Most importantly, despite Assad's military ability to hold out for now, his long-term prospects if facing a hostile majority of the Syrian population are bleak. Without financial injections from his foreign friends - some of whom, such as the Iranians, are feeling the pressure of international sanctions themselves - Assad could hardly keep the Syrian economy afloat for more than a few months.
Militarily, too, the situation is far from great for his regime. After a Syrian fighter plane was shot down by the rebels last week - Damascus claims it crashed due to a technical malfunction - even Syrian aircraft have reportedly started to undertake evasive maneuvers when approaching rebel targets. (The American-based intelligence analysis organization Stratfor speculates that this may be the reason for a Syrian incursion into Iraqi air space on Thursday.)
On the ground, meanwhile, large swathes of the countryside are in rebel hands, and the Syrian army faces significant challenges when trying to move even armored forces around (as evidenced also by the increased reliance on air power).
Not to mention that the damage to Assad's inner circle sustained by the July 18 bombing in Damascus was apparently greater than initially acknowledged, and may take longer to repair than anticipated.
Recent reports claim, for example, that the president's infamous brother, Maher Assad, commander of the feared Fourth Division of the Syrian army, was incapacitated or even killed in the attack. (Incidentally, I had reported on an attempt to poison high-ranking officials and speculated on these pages that a major decapitation attack might happen some time before it did.
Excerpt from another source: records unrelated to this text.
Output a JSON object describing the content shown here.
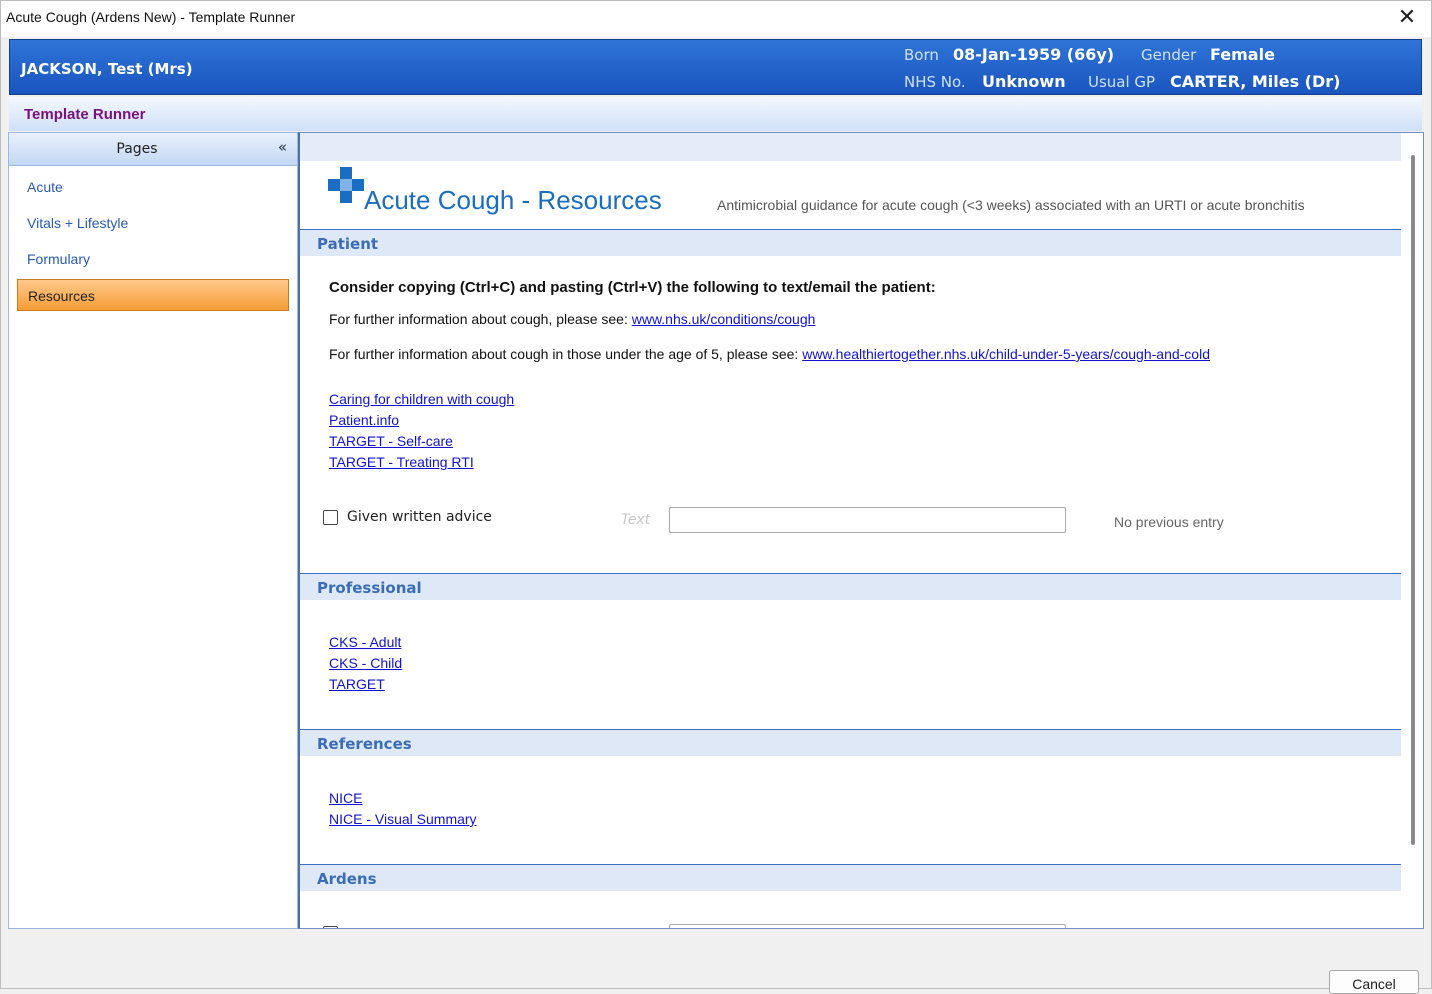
{
  "window": {
    "title": "Acute Cough (Ardens New) - Template Runner",
    "close_glyph": "✕"
  },
  "patient": {
    "name": "JACKSON, Test (Mrs)",
    "born_label": "Born",
    "born_value": "08-Jan-1959 (66y)",
    "gender_label": "Gender",
    "gender_value": "Female",
    "nhs_label": "NHS No.",
    "nhs_value": "Unknown",
    "gp_label": "Usual GP",
    "gp_value": "CARTER, Miles (Dr)"
  },
  "runner": {
    "title": "Template Runner"
  },
  "pages": {
    "header": "Pages",
    "collapse_glyph": "«",
    "items": [
      {
        "label": "Acute"
      },
      {
        "label": "Vitals + Lifestyle"
      },
      {
        "label": "Formulary"
      },
      {
        "label": "Resources",
        "active": true
      }
    ]
  },
  "content": {
    "title": "Acute Cough - Resources",
    "subtitle": "Antimicrobial guidance for acute cough (<3 weeks) associated with an URTI or acute bronchitis",
    "logo_color": "#1a6dc2",
    "patient_section": {
      "heading": "Patient",
      "instruction": "Consider copying (Ctrl+C) and pasting (Ctrl+V) the following to text/email the patient:",
      "line1_prefix": "For further information about cough, please see: ",
      "line1_link": "www.nhs.uk/conditions/cough",
      "line2_prefix": "For further information about cough in those under the age of 5, please see: ",
      "line2_link": "www.healthiertogether.nhs.uk/child-under-5-years/cough-and-cold",
      "links": [
        "Caring for children with cough",
        "Patient.info",
        "TARGET - Self-care",
        "TARGET - Treating RTI"
      ],
      "checkbox_label": "Given written advice",
      "text_placeholder": "Text",
      "text_value": "",
      "no_previous": "No previous entry"
    },
    "professional_section": {
      "heading": "Professional",
      "links": [
        "CKS - Adult",
        "CKS - Child",
        "TARGET"
      ]
    },
    "references_section": {
      "heading": "References",
      "links": [
        "NICE",
        "NICE - Visual Summary"
      ]
    },
    "ardens_section": {
      "heading": "Ardens"
    }
  },
  "footer": {
    "cancel_label": "Cancel"
  }
}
See Syrian violence invites foreign intervention, Asia Times Online, June 12, 2012).
While there has been no confirmation of Maher's condition, other reports note his and his troops' absence from key battle grounds such as Aleppo.[4]
Given this and the growing international momentum against him - specifically the American threats in the last days - it makes sense for Assad to swallow his pride and offer to discuss his resignation in order to win time. If he can start negotiating, he would be able to regroup, rehabilitate his forces, and wait for regional dynamics to turn against his enemies. Many analysts have described Lebanon, which endured a long civil war in the 1970s and 80s, as a tinderbox waiting for a match, and even Turkey, which has enjoyed relative overall stability in the last decades, is far from safe.
Given the lawlessness that has taken hold in much of Syria and the increasing presence among the rebels of foreign jihadists ranging from Afghanis to Libyans to Iraqis to Chechen rebels (to name a few nationalities), hardly anyone in the neighborhood is safe. Even more distant countries such as Russia are looking on nervously.
It is highly doubtful whether Assad's tricks can save his rule in the long run. For now, however, despite the regime weakening by the day, there is hardly an end in sight for the bloodshed - and even should he depart, bloody conflict in the country will not necessarily end.